Ammar Khadour, Syrian photographer

Born in Damascus, Syria in 1991
Lives in Graz, Austria

Ammar khadour was born in 1991 in Damascus (Syria) where he has been studying Law at Damascus University until 2017. He began his career as an artist when he started photography six years ago in Damascus. In November 2017, he was invited by Kulturvermittlung Steiermark to reside in Graz as an “artist in exile”. On May 29, 2018, he participated in the event Knafe, Artist talk and Reading in Camera Austria, in Graz. In autumn 2018, Ammar will begin his studies at the Photographic Department of the University of Applied Arts in Vienna. Since then, he lives in Graz, the capital of the province of Styria and the second largest city in Austria after Vienna.

Artist’s Portrait:

Ammar Khadour, a young Damascene photographer, takes us on an atypical photographic adventure through the streets, alleys, and suburbs of the Syrian capital. At every street detours in Damascus, there is always the discovery of a decrepit or cracked wall of unprecedented singularity, a witness of a distant past. Time passed on the walls of Damascus, it breaks down into the abyss of the ephemeral.

The artist photographed the purely abstract parts of walls, age-worn and weather-damaged walls with shades, colors and crackings of old paints, children’s chalk graffiti, ancient inscriptions and remnants of painted signs, remains of death announcements, half torn posters, political slogans, some covered by other slogans, a freehand painted line, erased curse words or covered with different colors, tatty paints on metal, rust stains…

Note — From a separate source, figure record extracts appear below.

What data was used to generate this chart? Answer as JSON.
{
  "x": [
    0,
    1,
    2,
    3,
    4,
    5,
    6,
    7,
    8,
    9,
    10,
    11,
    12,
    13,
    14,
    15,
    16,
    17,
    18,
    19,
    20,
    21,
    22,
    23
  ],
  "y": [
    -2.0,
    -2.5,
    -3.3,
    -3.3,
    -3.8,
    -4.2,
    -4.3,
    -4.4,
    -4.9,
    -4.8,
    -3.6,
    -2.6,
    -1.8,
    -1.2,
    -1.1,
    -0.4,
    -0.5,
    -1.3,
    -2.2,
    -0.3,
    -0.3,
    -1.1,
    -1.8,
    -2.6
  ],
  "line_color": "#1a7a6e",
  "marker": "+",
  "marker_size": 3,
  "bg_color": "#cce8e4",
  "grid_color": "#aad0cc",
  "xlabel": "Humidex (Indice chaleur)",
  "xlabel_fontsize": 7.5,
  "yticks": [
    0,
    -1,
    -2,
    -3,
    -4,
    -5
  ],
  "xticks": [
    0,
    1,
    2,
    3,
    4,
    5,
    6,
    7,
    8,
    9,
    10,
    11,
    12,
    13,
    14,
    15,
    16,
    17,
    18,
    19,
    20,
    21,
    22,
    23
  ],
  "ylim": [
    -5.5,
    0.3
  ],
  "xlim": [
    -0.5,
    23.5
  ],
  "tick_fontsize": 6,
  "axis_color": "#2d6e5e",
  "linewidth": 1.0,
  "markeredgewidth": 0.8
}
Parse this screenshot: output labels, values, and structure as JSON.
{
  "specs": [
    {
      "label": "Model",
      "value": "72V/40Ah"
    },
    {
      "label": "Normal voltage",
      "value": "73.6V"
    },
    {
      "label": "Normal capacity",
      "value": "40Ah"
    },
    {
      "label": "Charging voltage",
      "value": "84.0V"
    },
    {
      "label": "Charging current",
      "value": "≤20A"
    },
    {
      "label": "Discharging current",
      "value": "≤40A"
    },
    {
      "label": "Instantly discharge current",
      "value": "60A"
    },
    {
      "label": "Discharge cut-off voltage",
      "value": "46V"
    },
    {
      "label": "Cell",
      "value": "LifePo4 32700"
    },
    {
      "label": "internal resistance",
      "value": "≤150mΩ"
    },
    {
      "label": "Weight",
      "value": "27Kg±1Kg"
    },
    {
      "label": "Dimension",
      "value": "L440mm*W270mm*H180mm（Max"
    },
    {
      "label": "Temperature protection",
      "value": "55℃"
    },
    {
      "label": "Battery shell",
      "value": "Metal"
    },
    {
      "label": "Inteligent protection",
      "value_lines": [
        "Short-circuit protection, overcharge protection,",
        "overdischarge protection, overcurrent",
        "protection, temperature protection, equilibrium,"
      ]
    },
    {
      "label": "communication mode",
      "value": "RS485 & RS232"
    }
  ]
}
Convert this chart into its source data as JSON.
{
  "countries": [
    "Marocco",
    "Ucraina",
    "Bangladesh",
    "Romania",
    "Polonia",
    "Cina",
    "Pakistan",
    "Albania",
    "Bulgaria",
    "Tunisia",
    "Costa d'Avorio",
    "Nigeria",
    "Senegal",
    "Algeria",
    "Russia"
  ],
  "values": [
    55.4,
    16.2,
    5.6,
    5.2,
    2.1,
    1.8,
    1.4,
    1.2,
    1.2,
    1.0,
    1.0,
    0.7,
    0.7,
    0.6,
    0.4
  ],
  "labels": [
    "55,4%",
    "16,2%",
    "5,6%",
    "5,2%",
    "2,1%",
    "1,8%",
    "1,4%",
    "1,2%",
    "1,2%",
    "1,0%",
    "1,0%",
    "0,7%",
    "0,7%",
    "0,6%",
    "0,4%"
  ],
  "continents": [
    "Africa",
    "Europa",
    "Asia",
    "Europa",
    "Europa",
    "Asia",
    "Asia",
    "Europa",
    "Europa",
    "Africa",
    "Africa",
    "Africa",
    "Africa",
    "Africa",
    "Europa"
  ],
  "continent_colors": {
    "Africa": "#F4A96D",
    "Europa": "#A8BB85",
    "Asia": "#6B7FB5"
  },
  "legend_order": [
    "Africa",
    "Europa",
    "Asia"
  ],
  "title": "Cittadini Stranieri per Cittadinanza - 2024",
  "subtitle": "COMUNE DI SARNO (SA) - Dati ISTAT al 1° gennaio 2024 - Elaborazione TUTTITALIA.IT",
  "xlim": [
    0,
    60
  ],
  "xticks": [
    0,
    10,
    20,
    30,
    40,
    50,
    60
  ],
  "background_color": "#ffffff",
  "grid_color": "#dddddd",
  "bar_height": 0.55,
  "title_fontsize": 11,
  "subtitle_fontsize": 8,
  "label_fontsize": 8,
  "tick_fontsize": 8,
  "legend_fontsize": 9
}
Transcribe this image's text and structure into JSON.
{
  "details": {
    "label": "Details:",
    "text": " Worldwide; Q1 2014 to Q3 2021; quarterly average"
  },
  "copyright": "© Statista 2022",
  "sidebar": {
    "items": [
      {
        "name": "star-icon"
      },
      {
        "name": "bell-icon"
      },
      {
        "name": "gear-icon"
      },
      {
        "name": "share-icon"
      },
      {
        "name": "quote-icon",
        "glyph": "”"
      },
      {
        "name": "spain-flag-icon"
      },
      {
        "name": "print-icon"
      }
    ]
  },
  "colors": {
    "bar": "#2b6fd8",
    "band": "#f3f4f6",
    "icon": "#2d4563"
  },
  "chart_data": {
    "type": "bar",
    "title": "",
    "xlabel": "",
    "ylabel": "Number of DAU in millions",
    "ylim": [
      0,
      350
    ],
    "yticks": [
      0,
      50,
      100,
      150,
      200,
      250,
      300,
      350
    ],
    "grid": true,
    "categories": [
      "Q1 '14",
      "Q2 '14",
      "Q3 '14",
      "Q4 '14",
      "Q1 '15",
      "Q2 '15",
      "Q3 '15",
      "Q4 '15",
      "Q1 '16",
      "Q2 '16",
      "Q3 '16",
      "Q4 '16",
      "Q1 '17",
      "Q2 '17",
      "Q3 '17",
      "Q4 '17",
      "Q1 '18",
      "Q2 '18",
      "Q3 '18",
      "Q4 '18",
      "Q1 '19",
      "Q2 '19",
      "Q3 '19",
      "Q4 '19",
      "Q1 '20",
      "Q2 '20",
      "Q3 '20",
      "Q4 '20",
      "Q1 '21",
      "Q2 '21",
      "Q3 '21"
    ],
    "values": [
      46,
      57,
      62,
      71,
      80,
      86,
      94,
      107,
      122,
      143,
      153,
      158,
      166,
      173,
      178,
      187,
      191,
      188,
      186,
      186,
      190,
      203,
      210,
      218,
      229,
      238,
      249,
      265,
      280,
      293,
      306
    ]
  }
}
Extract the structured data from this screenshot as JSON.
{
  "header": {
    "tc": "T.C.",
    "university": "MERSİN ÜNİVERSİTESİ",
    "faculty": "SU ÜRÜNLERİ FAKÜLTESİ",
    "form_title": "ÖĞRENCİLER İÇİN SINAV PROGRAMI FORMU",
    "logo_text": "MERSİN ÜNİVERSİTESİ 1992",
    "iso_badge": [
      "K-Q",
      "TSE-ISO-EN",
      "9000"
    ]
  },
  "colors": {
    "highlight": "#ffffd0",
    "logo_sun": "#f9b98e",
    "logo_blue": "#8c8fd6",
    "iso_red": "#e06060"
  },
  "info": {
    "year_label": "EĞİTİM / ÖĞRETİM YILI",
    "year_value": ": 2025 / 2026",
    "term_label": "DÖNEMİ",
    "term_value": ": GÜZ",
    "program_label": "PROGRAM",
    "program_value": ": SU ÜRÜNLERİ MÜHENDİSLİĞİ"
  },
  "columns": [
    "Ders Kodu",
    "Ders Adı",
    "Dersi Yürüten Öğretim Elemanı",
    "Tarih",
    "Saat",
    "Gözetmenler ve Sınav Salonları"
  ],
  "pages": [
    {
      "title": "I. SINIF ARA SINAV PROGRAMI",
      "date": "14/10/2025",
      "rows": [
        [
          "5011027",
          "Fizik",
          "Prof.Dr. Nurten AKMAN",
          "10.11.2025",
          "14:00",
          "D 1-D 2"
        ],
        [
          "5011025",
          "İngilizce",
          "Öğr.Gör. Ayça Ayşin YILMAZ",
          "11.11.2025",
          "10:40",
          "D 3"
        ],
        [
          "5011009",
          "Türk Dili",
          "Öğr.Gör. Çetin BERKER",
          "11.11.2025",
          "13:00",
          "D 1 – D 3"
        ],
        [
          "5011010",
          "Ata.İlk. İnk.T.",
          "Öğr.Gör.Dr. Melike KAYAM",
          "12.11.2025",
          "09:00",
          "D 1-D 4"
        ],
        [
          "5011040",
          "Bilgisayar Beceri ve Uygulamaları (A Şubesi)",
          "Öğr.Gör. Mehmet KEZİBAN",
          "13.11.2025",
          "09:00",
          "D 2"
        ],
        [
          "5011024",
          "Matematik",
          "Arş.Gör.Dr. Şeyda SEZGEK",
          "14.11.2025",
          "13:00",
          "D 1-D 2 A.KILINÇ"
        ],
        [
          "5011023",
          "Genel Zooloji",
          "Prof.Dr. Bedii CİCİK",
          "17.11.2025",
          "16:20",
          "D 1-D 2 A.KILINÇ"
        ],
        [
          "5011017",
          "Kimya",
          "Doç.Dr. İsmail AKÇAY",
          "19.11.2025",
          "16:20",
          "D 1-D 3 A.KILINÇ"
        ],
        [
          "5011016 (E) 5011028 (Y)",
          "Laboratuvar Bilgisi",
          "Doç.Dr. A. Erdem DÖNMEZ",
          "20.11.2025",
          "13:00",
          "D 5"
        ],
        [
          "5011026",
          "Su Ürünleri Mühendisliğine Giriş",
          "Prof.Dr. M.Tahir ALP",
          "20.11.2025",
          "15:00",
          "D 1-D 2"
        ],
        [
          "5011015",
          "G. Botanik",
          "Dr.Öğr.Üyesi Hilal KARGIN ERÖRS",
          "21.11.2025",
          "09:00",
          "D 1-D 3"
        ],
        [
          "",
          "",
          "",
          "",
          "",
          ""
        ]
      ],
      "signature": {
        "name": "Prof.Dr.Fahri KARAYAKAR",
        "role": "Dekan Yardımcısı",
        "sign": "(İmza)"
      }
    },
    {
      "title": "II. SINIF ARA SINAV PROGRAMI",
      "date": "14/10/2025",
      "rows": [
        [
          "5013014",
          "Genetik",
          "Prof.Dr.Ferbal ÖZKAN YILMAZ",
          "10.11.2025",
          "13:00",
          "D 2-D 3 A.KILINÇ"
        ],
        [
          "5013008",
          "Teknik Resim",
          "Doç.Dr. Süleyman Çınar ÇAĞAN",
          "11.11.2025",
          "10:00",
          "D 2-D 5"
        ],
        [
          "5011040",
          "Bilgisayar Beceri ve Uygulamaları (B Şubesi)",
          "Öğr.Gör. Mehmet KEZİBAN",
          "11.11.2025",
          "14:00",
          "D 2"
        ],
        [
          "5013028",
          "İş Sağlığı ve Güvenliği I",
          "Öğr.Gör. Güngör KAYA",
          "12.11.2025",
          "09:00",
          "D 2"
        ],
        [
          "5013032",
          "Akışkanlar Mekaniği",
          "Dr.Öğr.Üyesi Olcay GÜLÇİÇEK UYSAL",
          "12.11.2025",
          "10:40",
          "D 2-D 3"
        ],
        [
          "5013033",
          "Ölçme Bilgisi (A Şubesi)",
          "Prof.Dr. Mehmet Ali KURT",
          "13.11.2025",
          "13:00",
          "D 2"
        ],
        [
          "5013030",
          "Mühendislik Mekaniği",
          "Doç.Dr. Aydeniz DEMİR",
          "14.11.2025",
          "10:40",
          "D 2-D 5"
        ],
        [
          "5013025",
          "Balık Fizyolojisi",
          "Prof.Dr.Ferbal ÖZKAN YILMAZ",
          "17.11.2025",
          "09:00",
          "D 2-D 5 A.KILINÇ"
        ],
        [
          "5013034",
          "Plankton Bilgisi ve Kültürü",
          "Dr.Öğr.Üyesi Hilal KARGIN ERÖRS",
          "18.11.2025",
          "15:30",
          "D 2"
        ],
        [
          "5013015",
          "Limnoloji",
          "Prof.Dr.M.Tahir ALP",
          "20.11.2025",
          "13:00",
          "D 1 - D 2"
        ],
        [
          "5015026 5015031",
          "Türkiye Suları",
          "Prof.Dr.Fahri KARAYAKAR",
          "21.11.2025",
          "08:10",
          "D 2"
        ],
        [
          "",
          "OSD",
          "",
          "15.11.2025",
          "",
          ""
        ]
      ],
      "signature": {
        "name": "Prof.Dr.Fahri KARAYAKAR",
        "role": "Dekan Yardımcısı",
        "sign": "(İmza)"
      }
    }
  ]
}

Ammar Khadour’s images open us to a world of unsuspected urban poetry. The walls of public spaces end up loosing tongue and revealing a myriad of stories, secrets and snippets of human lives. These amazing colors, these most diverse forms, these structures and textures on abandoned city walls or metal surfaces end up creating a form of contemporary art, such as abstract paintings, that no one had ever noticed before.

Abstract paintings that seem to have been created with Antoni Tàpies’ materials, a few strokes by Jackson Pollock and CY Twombly, Kazimir Malevich’s forms and surfaces that relate to Mark Rothko, Lucio Fontana, and Günther Uecker.